Pernah dia dengan santainya menyumpalkan head set birunya ke telingaku, membuatku mendengarkan lagu yang sedang dia dengarkan.
Anehnya, aku tidak menolaknya. Sesorean itu kami hanya diam, memandangi ladang cosmos dan mendengarkan lagu dari I-Pod Donghae.
Pernah suatu hari dia datang terlambat, karena selama ini dia selalu sampai di pohon willow kami lebih dulu. Tangannya tersembunyi di balik punggungnya, senyum yang kusadari melembut ketika aku menatapnya terpasang di wajahnya.

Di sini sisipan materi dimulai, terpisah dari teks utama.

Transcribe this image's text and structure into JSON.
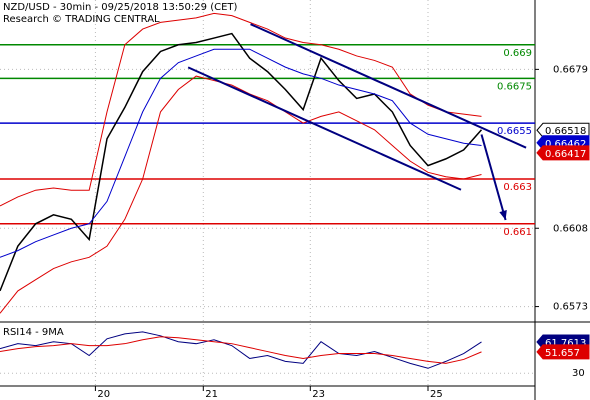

Donghae menarik tangannya dari belakang punggungnya dan memamerkan sebuah mahkota bunga dari jalinan puluhan batang cosmos.
"Mahkota bunga?"
"Ne," katanya.
Dia duduk di sampingku seperti biasa, dan memasangkan mahkota bunga merah muda itu. Tanganku terangkat hendak melepaskannya, tapi tangan Donghae lebih dulu menahan tanganku.
"Jangan lepaskan, kumohon," pintanya.
Aku memiringkan kepala mendengar permintaannya. Donghae aneh hari ini, tapi aku mengabulkannya.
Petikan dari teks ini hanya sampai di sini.